HVEM/LIGHT/BTLA/CD160 polymorphisms were also investigated in the context of the occurrence of antibody-mediate rejection (ABMR) in renal transplant recipients [
40]. The authors investigated 17 SNPs within the
HVEM gene (among others rs2234167, rs8725), 17 SNPs within the
LIGHT gene, and 6 SNPs within the
CD160 gene (including rs2231375). The results of that study showed that none of the studied 41
HVEM/LIGHT/BTLA/CD160 gene polymorphisms were associated with ABMR.
As we stated earlier, very limited data regarding CD160 SNPs are available. Except for the above-mentioned publication related to rejection in renal transplant, only one work was devoted to the association between
CD160 rs744877 and rs3766526 SNPs and autoimmune thyroid disease AITD [
41]. The authors noticed a significant association between rs744877 and AITD. However, in our study, we did not find any association of that polymorphism in the risk analysis in the whole group and subgroups, nor association with patients' overall survival.

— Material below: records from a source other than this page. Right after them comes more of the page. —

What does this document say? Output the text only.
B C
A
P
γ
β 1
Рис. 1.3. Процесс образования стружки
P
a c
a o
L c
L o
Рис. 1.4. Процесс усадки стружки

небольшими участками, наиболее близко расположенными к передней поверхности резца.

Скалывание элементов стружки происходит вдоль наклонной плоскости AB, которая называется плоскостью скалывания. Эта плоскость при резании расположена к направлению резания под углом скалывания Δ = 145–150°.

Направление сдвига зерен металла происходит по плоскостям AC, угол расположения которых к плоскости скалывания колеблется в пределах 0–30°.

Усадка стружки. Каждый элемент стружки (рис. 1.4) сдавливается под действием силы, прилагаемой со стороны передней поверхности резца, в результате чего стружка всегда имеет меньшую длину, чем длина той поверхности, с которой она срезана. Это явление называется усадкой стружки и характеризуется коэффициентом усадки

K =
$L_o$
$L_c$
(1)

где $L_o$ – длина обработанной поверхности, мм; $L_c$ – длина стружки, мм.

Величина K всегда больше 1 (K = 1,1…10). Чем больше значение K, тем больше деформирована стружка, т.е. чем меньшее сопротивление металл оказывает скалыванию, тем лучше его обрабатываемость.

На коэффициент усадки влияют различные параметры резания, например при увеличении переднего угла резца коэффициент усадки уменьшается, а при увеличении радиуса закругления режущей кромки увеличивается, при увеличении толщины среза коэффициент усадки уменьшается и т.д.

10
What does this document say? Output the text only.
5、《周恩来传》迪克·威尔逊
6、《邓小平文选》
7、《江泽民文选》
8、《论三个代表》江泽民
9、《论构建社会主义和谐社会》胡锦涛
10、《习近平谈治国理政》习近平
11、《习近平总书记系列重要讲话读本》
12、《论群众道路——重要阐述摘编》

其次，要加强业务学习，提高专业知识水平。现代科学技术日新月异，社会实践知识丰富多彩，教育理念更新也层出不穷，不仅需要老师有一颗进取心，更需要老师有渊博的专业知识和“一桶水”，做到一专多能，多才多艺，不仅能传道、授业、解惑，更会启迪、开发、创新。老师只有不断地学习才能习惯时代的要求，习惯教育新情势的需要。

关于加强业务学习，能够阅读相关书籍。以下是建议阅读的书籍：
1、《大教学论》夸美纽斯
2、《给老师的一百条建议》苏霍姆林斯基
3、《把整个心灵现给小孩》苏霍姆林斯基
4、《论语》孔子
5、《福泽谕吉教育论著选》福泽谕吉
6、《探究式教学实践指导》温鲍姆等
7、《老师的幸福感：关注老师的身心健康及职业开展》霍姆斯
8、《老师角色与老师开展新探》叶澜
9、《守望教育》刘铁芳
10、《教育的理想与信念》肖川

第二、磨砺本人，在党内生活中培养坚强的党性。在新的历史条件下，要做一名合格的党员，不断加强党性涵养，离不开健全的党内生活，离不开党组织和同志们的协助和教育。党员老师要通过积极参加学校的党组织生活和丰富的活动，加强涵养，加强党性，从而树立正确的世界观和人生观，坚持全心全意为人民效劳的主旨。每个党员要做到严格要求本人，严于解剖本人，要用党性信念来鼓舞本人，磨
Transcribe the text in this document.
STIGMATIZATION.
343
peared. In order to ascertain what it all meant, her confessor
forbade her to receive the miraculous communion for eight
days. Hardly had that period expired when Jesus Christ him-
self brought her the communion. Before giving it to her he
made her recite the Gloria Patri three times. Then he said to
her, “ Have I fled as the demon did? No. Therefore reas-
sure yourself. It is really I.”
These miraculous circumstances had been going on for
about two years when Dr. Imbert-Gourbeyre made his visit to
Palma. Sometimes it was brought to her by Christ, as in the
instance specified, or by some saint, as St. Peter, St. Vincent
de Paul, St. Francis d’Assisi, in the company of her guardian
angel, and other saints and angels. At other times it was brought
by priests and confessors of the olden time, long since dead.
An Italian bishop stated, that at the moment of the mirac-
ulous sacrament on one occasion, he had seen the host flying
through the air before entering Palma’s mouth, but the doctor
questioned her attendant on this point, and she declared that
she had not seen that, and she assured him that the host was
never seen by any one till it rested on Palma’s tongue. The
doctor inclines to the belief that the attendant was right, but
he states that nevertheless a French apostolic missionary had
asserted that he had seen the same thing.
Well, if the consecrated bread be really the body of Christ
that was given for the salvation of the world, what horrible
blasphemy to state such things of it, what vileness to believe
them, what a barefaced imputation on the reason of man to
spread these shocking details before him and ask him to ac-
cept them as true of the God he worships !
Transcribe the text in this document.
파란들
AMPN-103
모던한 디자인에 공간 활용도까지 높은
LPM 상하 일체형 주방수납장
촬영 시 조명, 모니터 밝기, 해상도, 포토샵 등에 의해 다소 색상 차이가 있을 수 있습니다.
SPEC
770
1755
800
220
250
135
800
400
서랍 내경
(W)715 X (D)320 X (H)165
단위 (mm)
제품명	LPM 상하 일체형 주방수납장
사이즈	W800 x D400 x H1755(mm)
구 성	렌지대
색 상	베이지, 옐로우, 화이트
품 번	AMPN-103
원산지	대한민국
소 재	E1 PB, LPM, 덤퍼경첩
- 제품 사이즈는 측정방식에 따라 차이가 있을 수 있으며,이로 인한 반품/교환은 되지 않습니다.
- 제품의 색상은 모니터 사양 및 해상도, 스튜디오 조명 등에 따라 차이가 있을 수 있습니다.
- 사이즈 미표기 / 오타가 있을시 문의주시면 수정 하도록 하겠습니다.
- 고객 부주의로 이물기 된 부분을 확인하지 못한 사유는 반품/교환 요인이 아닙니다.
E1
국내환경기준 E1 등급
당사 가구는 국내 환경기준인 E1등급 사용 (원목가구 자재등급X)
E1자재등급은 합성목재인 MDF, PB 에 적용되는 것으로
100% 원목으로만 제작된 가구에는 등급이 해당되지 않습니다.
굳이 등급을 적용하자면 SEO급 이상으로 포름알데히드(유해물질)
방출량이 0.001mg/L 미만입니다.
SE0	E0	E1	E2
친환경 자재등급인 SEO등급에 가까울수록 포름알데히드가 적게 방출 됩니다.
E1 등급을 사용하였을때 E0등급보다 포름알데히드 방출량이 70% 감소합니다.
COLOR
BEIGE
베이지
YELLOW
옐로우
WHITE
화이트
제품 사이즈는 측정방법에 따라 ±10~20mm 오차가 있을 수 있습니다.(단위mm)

A limitation of our study is that our patients were recruited from a single center, and therefore, our treatment results are representative of a tertiary cancer center. Consequently, there is an overrepresentation of stage IV patients in our population, which is also characteristic of tertiary cancer centers. Moreover, data about other RCC risk factors like smoking status, and alcohol consumption, as well as the same data for controls, were unavailable and were not included in multivariant analysis. Another limitation is the mismatched age of patients and controls. We realize that healthy individuals could develop cancer in the future. However, the incidence of renal cell cancer is about 1 per 10000 cases (different in men and women). Given this, the chance that there would be a number of people in the control group at a later age that would distort the obtained results is small. Another limitation was the inability to discuss our results regarding their functional role on mRNA stability, expression, epigenetic control, and protein expression. However, the current knowledge on that subject is very limited, and we do not have arguments for such a discussion. Additional research into the underlying mechanisms influenced by specific SNPs must be elicited to confirm our findings. Finally, a study on a larger group of patients and other populations is needed.